Além de refutar a possibilidade de voltar a ter subsídios fiscais com os juros mais baixos do BNDES, Mercadante ressaltou que não pretende que o banco de fomento dispute mercado com os bancos privados.

“Não pretendemos ficar disputando mercado com o sistema financeiro privado. Queremos entrar na Febraban”, afirmou Mercadante, em tom de brincadeira, dirigindo-se a Isaac Sidney, presidente da entidade que representa os bancos privados, que estava na plateia da cerimônia de posse.

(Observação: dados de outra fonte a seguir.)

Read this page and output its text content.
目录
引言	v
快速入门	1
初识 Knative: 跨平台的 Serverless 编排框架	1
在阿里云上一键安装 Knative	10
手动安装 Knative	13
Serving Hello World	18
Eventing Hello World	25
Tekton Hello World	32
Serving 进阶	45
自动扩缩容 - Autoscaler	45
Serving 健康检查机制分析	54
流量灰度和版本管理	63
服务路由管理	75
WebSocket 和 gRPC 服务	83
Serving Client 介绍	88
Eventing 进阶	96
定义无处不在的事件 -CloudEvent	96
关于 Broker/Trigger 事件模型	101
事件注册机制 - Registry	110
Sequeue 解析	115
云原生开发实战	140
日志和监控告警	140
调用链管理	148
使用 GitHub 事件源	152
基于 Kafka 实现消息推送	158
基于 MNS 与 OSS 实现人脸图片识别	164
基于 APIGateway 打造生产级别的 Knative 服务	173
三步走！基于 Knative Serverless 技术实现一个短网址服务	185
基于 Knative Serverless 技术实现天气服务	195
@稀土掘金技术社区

Sede do BNDES, que fica no Rio de Janeiro Foto: FERNANDO FRAZÃO / AGÊNCIA BRASIL

Contexto

A posse de Mercadante marca o início do que parece ser um novo ciclo de expansão do BNDES, após quase sete anos de encolhimento, desde o impeachment da ex-presidente Dilma Rousseff (PT). A guinada rumo à diminuição veio logo no afastamento de Dilma. Uma das primeiras medidas anunciadas pelo então recém-indicado ministro da Fazenda, Henrique Meirelles, foi justamente uma espécie de “tapering” do BNDES, com a devolução antecipada de R$ 100 bilhões de sua dívida com a União.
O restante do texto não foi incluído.